[Date Prev][Date Next][Thread Prev][Thread Next][Date Index][Thread Index]

Re: reading numbers as symbols

> From: hunter@ncbi.nlm.nih.gov (Larry Hunter)
> I'm fishing for zip codes in large email files, and I would like to read
> preserving leading zeros in numbers.
> I wrote a function that looks for potnums in strings and puts || escapes
> around them.  It works, but it is inelegant and inefficient to have to read
> strings, then escape the potential numbers, then read-from-string.
> I would prefer to get the reader to treat all tokens that are potential
> numbers as symbols.  Something like setting the *read-base* to 0 :-).  
> Is there some straightforward way to do this that I missed?

The way you would do this is by creating your own readtable, using
SET-MACRO-CHARACTER, in which the ten digits would be nonterminatingp
and have a dispatch function that builds a string.

But I think that using the Common Lisp reader in this application is
simply inappropriate, and this is a fairly common design mistake.  The
READ function is a complicated subroutine, extendable by mediation of
the readtable, that converts a stream of characters into a recursively
nested Lisp object, capable of creating many different types according
to the external syntax described in CLtL Chapter 2.  READ is modular,
and uses lower-level functions such as READ-CHAR to obtain characters.

Your application intends to scan a stream of characters representing a
printed representation of a mailing list and presumably collect or
otherwise process zip codes.  Presumably this application will also
use the lower-level functions such as READ-CHAR, READ-LINE, and
friends, but nothing about this application is reminiscent of the task
performed by the READ function, which includes constructing lists,
complex numbers, conses, ratios, and pathnames.  The machinery of READ
seems more likely to get in your way than to help solve the task.

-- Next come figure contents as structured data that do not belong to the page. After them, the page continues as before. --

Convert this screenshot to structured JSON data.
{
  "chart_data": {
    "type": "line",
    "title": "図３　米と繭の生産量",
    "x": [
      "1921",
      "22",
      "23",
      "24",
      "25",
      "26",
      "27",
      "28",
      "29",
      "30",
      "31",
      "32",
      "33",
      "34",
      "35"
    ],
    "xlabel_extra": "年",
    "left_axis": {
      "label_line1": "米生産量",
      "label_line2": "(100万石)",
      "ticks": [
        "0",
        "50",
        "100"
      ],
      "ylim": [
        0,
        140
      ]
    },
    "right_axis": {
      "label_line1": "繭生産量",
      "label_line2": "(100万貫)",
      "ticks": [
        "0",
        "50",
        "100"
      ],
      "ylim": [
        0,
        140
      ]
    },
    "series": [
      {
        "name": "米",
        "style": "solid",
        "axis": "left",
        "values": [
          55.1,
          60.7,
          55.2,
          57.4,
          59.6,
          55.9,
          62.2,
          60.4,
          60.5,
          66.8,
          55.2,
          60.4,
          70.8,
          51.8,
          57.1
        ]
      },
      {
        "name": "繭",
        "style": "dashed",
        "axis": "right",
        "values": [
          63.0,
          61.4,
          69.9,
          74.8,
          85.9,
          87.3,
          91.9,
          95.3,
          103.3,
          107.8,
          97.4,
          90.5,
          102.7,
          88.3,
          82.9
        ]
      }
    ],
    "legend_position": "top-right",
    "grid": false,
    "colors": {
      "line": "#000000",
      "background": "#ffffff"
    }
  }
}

To look at it another way, mailing lists are usually sloppy data, with
occasional strange or botched punctiation.  Imagine that just one
entry has a colon char somewhere in it.  Suppose some creative company
has a name with an unbalanced parenthesis.  Suppose an entry "Mr .
Foo" has an unintended space before the period.  Suppose an entry has
a "#" in it, such as an apartment number, and perhaps even a "#.".
All these things will likely cause the reader to signal error, because
these syntax elements have meaning to READ that they don't have in a
mailing list.